俺は自分の右手の痺れを感じながら答える。少しずつだが、力の制御ができるようになってきている……? いや、まだだ。油断はできない。


融合実験体は、攻撃を阻害されたことに怒ったのか、その体からさらに強いバグの波動を放ち始めた。部屋全体の空間の歪みがさらに激しくなり、精神への圧迫感も増していく。

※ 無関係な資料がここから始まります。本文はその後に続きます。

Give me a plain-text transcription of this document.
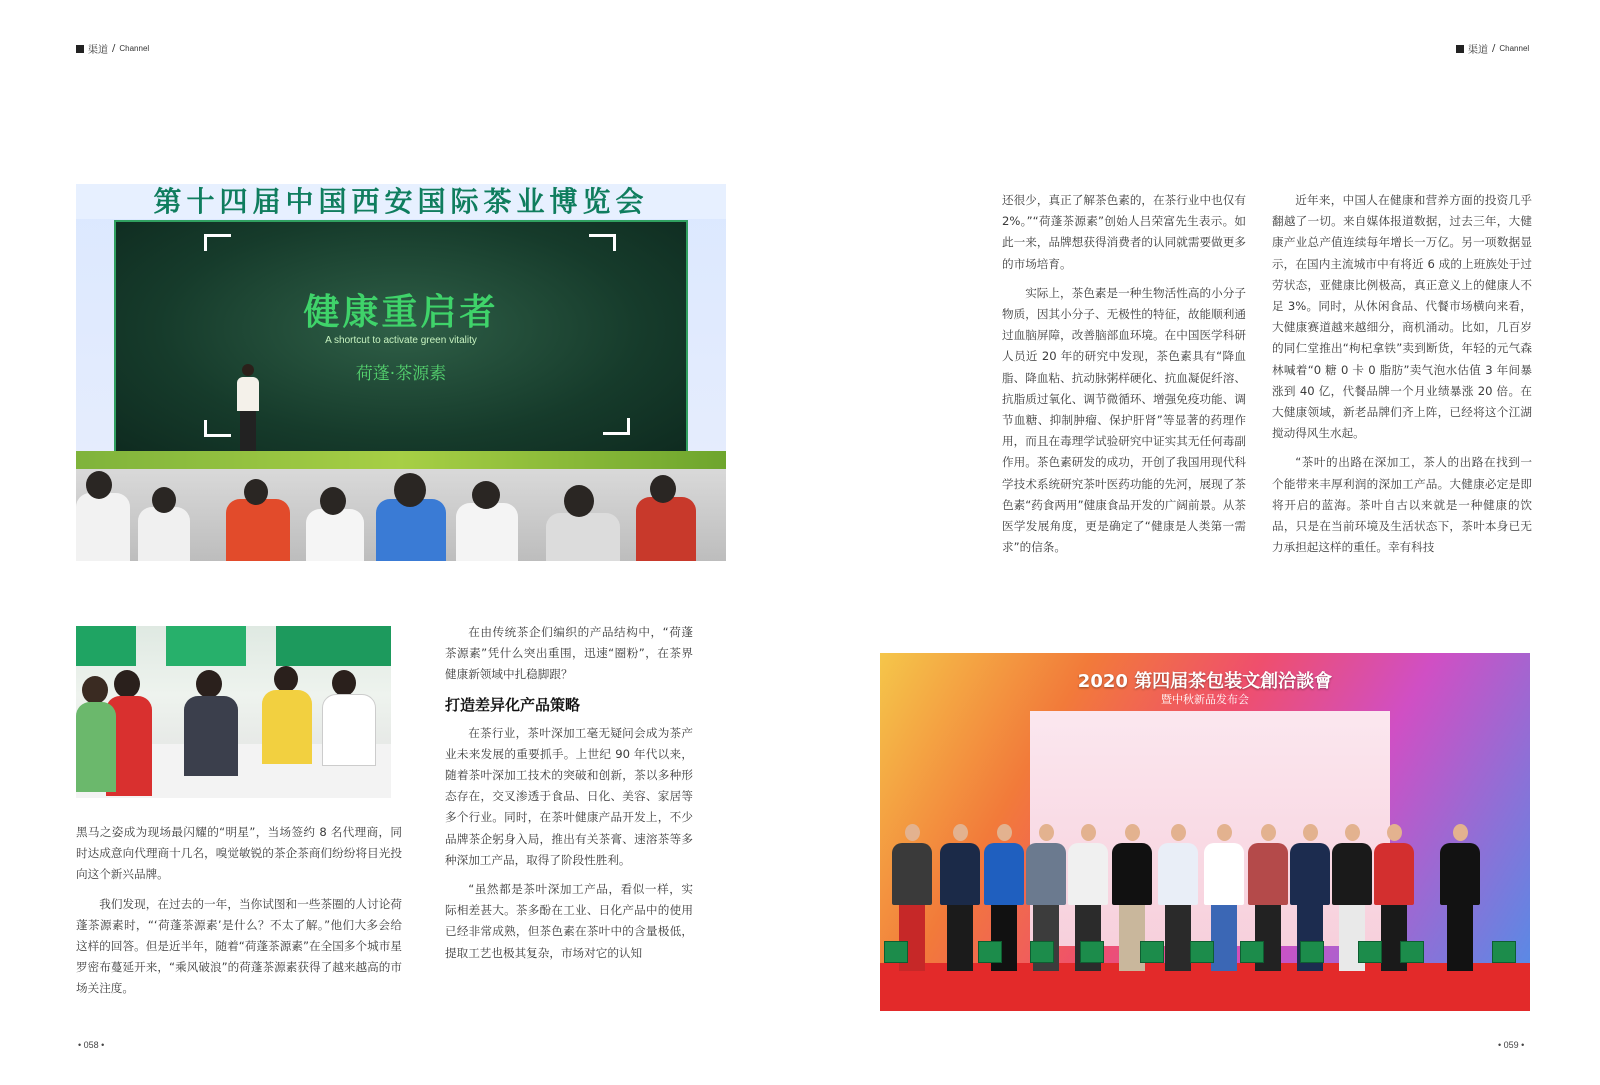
渠道 / Channel	渠道 / Channel
第十四届中国西安国际茶业博览会
健康重启者
A shortcut to activate green vitality
荷蓬·茶源素

黑马之姿成为现场最闪耀的“明星”，当场签约 8 名代理商，同时达成意向代理商十几名，嗅觉敏锐的茶企茶商们纷纷将目光投向这个新兴品牌。

我们发现，在过去的一年，当你试图和一些茶圈的人讨论荷蓬茶源素时，“‘荷蓬茶源素’是什么？不太了解。”他们大多会给这样的回答。但是近半年，随着“荷蓬茶源素”在全国多个城市星罗密布蔓延开来，“乘风破浪”的荷蓬茶源素获得了越来越高的市场关注度。

在由传统茶企们编织的产品结构中，“荷蓬茶源素”凭什么突出重围，迅速“圈粉”，在茶界健康新领域中扎稳脚跟？

打造差异化产品策略

在茶行业，茶叶深加工毫无疑问会成为茶产业未来发展的重要抓手。上世纪 90 年代以来，随着茶叶深加工技术的突破和创新，茶以多种形态存在，交叉渗透于食品、日化、美容、家居等多个行业。同时，在茶叶健康产品开发上，不少品牌茶企躬身入局，推出有关茶膏、速溶茶等多种深加工产品，取得了阶段性胜利。

“虽然都是茶叶深加工产品，看似一样，实际相差甚大。茶多酚在工业、日化产品中的使用已经非常成熟，但茶色素在茶叶中的含量极低，提取工艺也极其复杂，市场对它的认知

还很少，真正了解茶色素的，在茶行业中也仅有 2%。”“荷蓬茶源素”创始人吕荣富先生表示。如此一来，品牌想获得消费者的认同就需要做更多的市场培育。

实际上，茶色素是一种生物活性高的小分子物质，因其小分子、无极性的特征，故能顺利通过血脑屏障，改善脑部血环境。在中国医学科研人员近 20 年的研究中发现，茶色素具有“降血脂、降血粘、抗动脉粥样硬化、抗血凝促纤溶、抗脂质过氧化、调节微循环、增强免疫功能、调节血糖、抑制肿瘤、保护肝肾”等显著的药理作用，而且在毒理学试验研究中证实其无任何毒副作用。茶色素研发的成功，开创了我国用现代科学技术系统研究茶叶医药功能的先河，展现了茶色素“药食两用”健康食品开发的广阔前景。从茶医学发展角度，更是确定了“健康是人类第一需求”的信条。

近年来，中国人在健康和营养方面的投资几乎翻越了一切。来自媒体报道数据，过去三年，大健康产业总产值连续每年增长一万亿。另一项数据显示，在国内主流城市中有将近 6 成的上班族处于过劳状态，亚健康比例极高，真正意义上的健康人不足 3%。同时，从休闲食品、代餐市场横向来看，大健康赛道越来越细分，商机涌动。比如，几百岁的同仁堂推出“枸杞拿铁”卖到断货，年轻的元气森林喊着“0 糖 0 卡 0 脂肪”卖气泡水估值 3 年间暴涨到 40 亿，代餐品牌一个月业绩暴涨 20 倍。在大健康领域，新老品牌们齐上阵，已经将这个江湖搅动得风生水起。

“茶叶的出路在深加工，茶人的出路在找到一个能带来丰厚利润的深加工产品。大健康必定是即将开启的蓝海。茶叶自古以来就是一种健康的饮品，只是在当前环境及生活状态下，茶叶本身已无力承担起这样的重任。幸有科技

2020 第四届茶包装文創洽談會
暨中秋新品发布会
• 058 •	• 059 •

「まずいな……こいつ、この部屋の異常なエネルギーを吸収してやがる!」

バルガスが苦々しげに言う。


「何か弱点は……!?」

リゼットがエリシアに問う。


「分からない……! でも、エネルギーを吸収しているなら、その供給源を断つか、あるいはコアを……! さっきの記録媒体にも『コア安定化』ってあった! やはり、中心に制御コアがあるはず!」

エリシアは解析ツールを操作しながら叫ぶ。


「だが、この歪みの中じゃ、まともに狙えん!」

ダリウスが歯噛みする。


その時だった。

俺の『感知』能力が、融合実験体の内部――その歪んだ体の中心、赤黒く明滅する核のような部分のさらに奥に、何か別の、『異物』のような感覚を捉えた。それは、周囲の禍々しいバグエネルギーとは違う、もっと純粋で、しかし不安定なエネルギー……。


(あれは……もしかして……?)


俺は、以前エリシアから聞いた話を思い出していた。起動に必要な『高純度エーテル結晶、もしくは同等の代替エネルギー供給』。


「エリシアさん……! あの怪物の、体の奥……中心部分に、何か……結晶みたいな……すごく不安定だけど、綺麗なエネルギーを感じます!」


「えっ!? 結晶!?」

エリシアの目が、驚きと、そしてある可能性に行き当たったかのように、大きく見開かれた。